Affaire Griveaux : certains en profitent pour réclamer l’interdiction de l’anonymat sur les réseaux sociaux

FDS
14/02/2020
00:45

Affaire Griveaux : certains en profitent pour réclamer l’interdiction de l’anonymat sur les réseaux sociaux

DROIT – Victime de la diffusion de vidéos privées à caractère sexuel, Benjamin Griveaux a renoncé ce vendredi à être candidat aux élections municipales à Paris. Tandis que son avocat a annoncé des suites judiciaires, d’autres réclament des peines plus lourdes avec la mise en place d’un « droit à l’intimité numérique » et même l’interdiction de l’anonymat sur les réseaux sociaux.

Pour Me Alain Bensoussan, face au numérique, le droit à la vie privée n’est désormais plus assez fort.
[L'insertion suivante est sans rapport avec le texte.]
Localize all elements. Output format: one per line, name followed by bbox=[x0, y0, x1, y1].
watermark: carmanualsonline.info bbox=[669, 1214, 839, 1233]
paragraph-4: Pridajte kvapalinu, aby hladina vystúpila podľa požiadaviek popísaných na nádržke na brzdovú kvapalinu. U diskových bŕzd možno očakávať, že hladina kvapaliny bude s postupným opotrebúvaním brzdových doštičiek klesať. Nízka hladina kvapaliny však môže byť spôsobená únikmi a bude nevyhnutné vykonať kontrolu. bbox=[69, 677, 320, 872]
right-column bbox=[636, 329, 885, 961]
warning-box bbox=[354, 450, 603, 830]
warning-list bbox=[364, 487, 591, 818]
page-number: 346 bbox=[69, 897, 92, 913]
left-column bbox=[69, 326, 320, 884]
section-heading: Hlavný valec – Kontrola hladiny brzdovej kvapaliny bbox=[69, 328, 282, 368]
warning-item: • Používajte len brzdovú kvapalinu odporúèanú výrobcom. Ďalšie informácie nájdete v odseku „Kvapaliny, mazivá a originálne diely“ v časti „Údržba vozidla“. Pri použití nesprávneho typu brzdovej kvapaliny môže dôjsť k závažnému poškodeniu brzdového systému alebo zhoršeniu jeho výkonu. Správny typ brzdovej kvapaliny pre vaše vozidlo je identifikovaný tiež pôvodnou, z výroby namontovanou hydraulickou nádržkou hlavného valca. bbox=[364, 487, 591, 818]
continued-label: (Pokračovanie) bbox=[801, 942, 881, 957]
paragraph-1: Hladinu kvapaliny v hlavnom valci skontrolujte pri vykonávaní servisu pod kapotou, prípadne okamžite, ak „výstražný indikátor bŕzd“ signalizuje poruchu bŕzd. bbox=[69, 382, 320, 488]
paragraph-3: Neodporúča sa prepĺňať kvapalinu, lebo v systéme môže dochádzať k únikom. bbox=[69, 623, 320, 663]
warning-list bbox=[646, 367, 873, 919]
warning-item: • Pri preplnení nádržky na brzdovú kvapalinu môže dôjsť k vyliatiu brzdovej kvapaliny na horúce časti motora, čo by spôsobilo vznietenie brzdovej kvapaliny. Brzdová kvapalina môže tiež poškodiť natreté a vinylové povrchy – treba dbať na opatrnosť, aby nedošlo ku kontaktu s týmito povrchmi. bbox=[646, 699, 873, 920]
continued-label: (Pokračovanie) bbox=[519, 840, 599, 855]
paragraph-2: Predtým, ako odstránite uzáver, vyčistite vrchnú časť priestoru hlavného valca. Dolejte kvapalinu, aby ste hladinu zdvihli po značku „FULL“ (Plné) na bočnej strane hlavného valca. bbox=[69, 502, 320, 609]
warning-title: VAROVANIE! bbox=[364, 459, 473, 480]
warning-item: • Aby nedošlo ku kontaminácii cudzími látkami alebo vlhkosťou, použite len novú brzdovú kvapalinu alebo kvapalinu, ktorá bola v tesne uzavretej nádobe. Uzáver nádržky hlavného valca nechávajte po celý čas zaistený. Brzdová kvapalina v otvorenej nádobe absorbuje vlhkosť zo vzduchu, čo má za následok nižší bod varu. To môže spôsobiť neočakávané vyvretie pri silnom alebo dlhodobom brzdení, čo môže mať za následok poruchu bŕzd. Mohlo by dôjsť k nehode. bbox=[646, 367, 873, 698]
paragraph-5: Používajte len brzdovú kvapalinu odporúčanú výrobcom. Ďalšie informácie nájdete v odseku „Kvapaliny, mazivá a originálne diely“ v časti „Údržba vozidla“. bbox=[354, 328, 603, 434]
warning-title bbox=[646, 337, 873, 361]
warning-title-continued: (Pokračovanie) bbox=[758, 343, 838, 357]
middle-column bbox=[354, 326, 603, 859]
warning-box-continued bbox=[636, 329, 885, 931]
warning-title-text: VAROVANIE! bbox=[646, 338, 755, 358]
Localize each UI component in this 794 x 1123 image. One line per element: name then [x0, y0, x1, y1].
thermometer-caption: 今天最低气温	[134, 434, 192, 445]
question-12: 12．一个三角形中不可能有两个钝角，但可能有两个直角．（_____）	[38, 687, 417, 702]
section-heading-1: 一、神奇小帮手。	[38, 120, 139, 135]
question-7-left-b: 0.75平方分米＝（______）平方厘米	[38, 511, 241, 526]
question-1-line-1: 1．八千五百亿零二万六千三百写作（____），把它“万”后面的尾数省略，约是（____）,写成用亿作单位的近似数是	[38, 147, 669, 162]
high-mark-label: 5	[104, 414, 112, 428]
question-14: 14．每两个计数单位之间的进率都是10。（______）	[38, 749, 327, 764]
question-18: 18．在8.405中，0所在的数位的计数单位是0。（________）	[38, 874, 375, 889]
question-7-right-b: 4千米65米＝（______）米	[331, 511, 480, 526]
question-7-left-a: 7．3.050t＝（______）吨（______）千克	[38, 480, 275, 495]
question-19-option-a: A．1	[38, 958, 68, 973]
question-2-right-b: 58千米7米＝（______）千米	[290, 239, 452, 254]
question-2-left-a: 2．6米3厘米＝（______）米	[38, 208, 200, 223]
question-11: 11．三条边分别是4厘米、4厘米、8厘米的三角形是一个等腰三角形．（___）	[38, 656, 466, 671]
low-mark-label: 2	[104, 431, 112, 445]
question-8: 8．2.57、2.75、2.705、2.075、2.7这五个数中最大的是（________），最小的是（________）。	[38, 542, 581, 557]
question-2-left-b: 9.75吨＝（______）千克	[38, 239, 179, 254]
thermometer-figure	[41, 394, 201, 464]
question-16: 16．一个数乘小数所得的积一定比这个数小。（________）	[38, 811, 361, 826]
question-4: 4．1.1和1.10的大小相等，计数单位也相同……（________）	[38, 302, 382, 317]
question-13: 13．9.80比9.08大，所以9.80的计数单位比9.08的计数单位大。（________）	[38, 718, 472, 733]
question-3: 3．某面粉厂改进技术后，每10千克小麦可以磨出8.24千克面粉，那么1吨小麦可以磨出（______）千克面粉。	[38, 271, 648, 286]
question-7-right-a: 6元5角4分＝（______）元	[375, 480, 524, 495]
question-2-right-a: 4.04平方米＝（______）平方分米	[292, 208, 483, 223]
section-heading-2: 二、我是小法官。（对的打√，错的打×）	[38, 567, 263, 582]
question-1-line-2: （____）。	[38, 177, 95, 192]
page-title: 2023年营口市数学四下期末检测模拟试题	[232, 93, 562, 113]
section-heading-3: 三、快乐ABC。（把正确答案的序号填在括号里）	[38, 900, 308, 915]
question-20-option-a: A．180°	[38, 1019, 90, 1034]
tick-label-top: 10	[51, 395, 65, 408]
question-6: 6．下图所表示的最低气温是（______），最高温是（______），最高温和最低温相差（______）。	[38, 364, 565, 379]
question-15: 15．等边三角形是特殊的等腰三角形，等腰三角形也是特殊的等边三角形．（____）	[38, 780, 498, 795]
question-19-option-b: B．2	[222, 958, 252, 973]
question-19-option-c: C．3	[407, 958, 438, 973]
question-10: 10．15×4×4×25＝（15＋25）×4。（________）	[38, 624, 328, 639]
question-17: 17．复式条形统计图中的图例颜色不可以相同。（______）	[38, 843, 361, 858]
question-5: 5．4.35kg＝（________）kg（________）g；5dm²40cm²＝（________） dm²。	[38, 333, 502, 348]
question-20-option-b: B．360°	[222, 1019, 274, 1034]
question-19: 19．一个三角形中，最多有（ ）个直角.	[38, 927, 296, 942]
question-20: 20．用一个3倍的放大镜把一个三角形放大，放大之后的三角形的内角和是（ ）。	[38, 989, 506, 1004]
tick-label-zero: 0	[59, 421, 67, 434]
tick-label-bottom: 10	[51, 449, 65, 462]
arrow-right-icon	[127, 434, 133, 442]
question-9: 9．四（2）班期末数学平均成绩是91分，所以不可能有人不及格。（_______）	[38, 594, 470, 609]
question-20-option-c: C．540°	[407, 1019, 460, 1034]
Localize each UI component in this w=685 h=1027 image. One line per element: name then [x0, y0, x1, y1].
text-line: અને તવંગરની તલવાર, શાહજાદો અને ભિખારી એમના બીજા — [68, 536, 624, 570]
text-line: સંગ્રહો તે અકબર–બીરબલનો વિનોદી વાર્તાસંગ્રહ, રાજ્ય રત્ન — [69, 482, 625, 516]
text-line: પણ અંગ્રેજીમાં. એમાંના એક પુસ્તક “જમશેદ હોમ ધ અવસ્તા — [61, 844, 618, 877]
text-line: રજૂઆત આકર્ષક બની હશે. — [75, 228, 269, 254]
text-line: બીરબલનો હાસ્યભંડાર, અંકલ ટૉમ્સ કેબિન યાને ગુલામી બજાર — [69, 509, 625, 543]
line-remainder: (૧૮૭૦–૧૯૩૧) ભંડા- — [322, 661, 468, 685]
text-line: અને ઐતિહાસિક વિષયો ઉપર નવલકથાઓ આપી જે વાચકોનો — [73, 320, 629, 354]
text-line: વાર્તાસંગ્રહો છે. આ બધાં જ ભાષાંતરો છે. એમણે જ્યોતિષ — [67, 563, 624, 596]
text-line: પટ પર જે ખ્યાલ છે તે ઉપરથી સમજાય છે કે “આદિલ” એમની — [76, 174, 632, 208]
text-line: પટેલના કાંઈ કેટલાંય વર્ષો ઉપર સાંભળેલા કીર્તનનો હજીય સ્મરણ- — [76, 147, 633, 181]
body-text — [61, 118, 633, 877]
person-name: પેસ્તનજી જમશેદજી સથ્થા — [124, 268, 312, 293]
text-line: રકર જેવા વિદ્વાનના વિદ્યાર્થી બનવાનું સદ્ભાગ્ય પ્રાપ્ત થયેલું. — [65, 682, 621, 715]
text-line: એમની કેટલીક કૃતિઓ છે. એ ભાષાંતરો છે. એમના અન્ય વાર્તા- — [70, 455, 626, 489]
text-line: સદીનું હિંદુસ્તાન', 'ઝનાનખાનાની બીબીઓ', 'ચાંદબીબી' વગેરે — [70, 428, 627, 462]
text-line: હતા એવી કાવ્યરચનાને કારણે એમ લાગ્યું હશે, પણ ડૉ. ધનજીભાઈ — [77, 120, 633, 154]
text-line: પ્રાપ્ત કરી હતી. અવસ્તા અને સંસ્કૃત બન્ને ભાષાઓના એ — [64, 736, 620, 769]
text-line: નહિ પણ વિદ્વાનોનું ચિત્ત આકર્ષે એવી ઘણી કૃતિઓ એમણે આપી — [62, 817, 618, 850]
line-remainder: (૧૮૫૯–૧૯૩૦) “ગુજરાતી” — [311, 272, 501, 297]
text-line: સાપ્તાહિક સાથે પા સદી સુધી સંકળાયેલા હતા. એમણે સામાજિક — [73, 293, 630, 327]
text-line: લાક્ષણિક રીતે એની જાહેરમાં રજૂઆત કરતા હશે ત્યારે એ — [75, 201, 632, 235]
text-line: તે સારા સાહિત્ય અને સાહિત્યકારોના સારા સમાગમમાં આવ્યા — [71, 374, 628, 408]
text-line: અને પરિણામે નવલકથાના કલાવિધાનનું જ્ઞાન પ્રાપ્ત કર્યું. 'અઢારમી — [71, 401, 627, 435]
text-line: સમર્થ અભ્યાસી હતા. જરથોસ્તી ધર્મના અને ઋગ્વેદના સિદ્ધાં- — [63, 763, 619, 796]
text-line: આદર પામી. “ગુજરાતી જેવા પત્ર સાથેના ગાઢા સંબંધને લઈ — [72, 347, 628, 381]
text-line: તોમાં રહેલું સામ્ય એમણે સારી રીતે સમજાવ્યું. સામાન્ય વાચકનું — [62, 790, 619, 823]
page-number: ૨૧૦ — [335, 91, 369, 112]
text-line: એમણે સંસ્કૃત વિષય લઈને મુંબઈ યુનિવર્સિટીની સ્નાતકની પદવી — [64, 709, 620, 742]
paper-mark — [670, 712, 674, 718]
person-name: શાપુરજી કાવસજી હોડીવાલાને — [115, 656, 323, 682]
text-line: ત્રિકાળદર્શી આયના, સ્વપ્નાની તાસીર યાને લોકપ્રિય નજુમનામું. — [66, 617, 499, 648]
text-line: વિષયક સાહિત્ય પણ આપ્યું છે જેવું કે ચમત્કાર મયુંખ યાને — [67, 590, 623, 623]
L’avocat milite depuis de nombreuses années pour que la loi consacre un droit supplémentaire, « le droit à l’intimité numérique », qui serait selon lui « un noyau dur situé à l’intérieur du droit à la vie privée ».

« Le droit au respect de sa vie privée a été instauré dans le code civil par une loi de 1970. Mais à l’heure des smartphones et des réseaux sociaux, il faut totalement repenser le concept de vie privée pour que nous soyons davantage protégés. Notre intimité est devenue vulnérable », poursuit Me Bensoussan, qui réclame des peines beaucoup plus lourdes, tant pour le montant des amendes que la durée possible d’incarcération. « Plus que jamais notre intimité doit redevenir un espace sacralisé. »

Dans la soirée vendredi, le célèbre tenor du barreau Eric Dupont-Moretti a, lui, réclamé une mesure encore plus radicale : se débarrasser de l’anonymat sur les réseaux sociaux.